# CNN with cats and dogs

pip install jupyterlab-widgets
pip install kagglehub
then reboot

In [None]:
import sys
import os
import kagglehub
import shutil
import tensorflow as tf
from tensorflow.keras.models import Sequential
from tensorflow.keras.layers import Conv2D, MaxPooling2D, Dense, Flatten
from matplotlib import pyplot as plt

# Check if you're in the correct virtual environment
print(f"Using Python executable: {sys.executable}")

# Suppress TensorFlow informational messages for cleaner output
os.environ['TF_CPP_MIN_LOG_LEVEL'] = '2'

# Load data

In [None]:

# 1. Define the destination folder name
destination_folder = "images"
os.makedirs(destination_folder, exist_ok=True) # Ensure the folder exists

print("Step 1: Downloading dataset to the local cache...")

# 2. Download the full dataset to the default cache location
# Do NOT use the 'path' argument here.
# The function will return the path to the unzipped files in the cache.
source_path = kagglehub.dataset_download(
    "samuelcortinhas/cats-and-dogs-image-classification"
)

print(f"   > Download complete. Cached at: {source_path}")
print("\nStep 2: Copying files to the 'images' folder...")

# 3. Copy the entire directory from the cache to your destination folder
# shutil.copytree is perfect for copying a whole folder and its contents.
# dirs_exist_ok=True prevents an error if you run the script a second time.
shutil.copytree(source_path, destination_folder, dirs_exist_ok=True)

print(f"✅ Dataset successfully copied to: {os.path.abspath(destination_folder)}")

In [None]:
# --- UPDATED PATHS ---
# This dataset has a different folder structure.
train_dir = os.path.join( 'images', 'train')
test_dir = os.path.join('images', 'test')

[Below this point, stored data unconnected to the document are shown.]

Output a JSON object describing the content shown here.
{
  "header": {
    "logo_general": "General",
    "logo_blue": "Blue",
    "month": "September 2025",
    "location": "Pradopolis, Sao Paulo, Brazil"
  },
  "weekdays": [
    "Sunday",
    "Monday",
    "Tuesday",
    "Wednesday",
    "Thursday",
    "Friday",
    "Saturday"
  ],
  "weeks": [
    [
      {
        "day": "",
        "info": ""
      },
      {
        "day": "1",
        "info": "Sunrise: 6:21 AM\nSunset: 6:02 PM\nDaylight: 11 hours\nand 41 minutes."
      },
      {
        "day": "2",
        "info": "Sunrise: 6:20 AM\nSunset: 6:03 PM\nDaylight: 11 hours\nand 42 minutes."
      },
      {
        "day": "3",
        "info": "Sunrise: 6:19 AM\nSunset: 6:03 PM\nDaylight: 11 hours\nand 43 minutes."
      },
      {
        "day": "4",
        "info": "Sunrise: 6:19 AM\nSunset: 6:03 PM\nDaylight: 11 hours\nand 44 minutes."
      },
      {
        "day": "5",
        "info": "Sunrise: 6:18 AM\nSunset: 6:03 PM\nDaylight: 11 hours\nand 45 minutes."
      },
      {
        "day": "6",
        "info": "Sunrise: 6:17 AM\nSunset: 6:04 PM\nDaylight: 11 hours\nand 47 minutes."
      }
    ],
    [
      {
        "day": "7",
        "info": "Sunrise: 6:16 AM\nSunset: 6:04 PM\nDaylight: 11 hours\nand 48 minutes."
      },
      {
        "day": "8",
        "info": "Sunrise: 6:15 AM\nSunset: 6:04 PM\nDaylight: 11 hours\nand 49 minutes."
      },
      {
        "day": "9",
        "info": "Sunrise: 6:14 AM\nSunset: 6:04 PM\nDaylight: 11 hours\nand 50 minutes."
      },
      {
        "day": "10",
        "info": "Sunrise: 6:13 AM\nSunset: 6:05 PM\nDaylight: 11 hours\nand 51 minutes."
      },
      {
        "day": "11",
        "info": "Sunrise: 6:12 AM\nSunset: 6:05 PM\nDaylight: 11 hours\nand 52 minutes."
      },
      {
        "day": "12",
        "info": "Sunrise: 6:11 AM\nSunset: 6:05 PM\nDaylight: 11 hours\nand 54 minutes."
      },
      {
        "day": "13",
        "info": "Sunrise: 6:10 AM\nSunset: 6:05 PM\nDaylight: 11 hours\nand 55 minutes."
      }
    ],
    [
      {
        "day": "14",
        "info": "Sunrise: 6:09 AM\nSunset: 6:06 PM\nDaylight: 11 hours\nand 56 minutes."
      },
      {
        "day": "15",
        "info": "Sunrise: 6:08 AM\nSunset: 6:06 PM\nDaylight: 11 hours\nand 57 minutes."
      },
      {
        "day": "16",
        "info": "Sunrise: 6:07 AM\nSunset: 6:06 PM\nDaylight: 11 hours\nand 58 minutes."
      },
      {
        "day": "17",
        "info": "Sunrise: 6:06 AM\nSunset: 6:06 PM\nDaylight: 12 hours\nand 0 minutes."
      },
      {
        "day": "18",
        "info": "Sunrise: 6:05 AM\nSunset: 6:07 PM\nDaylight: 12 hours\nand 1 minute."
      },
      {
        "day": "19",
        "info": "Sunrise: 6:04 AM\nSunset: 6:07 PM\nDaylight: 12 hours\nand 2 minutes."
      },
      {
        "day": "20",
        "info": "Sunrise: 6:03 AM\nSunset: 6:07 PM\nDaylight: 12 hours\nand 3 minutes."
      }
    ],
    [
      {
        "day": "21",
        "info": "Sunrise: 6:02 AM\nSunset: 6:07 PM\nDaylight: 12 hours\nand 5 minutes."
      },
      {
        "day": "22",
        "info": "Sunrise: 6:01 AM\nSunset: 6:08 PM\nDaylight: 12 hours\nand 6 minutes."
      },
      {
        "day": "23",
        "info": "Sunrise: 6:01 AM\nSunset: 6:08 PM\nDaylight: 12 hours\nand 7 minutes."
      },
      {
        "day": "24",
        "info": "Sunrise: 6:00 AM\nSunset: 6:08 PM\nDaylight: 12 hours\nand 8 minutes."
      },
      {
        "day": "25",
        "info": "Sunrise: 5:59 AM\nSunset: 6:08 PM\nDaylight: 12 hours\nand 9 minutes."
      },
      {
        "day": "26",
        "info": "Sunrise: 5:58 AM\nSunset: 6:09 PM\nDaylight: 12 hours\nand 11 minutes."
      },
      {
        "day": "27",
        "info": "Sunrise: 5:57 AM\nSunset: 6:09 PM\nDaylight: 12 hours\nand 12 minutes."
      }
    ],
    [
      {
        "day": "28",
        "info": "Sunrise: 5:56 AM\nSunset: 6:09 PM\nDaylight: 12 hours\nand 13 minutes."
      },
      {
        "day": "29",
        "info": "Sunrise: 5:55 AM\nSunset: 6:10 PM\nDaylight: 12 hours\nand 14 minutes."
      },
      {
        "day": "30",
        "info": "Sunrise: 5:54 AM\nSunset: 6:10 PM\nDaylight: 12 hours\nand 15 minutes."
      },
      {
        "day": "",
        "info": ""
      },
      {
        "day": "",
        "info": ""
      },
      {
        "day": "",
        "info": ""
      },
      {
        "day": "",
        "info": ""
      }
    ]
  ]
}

# Verify that the paths exist
if not os.path.exists(train_dir):
    raise FileNotFoundError(f"Training directory not found at: {train_dir}")
if not os.path.exists(test_dir):
    raise FileNotFoundError(f"Validation directory not found at: {test_dir}")

print(f"Training data path: {train_dir}")
print(f"Validation data path: {test_dir}")

In [None]:
# =======================================================
# 3. COUNT AND VISUALIZE DATA DISTRIBUTION
# =======================================================
print("\n--- Analyzing Data Distribution ---")
try:
    num_train_cats = len(os.listdir(os.path.join(train_dir, 'cats')))
    num_train_dogs = len(os.listdir(os.path.join(train_dir, 'dogs')))
    num_test_cats = len(os.listdir(os.path.join(test_dir, 'cats')))
    num_test_dogs = len(os.listdir(os.path.join(test_dir, 'dogs')))

    print(f"Training set contains: {num_train_cats} cats and {num_train_dogs} dogs.")
    print(f"Test set contains:     {num_test_cats} cats and {num_test_dogs} dogs.")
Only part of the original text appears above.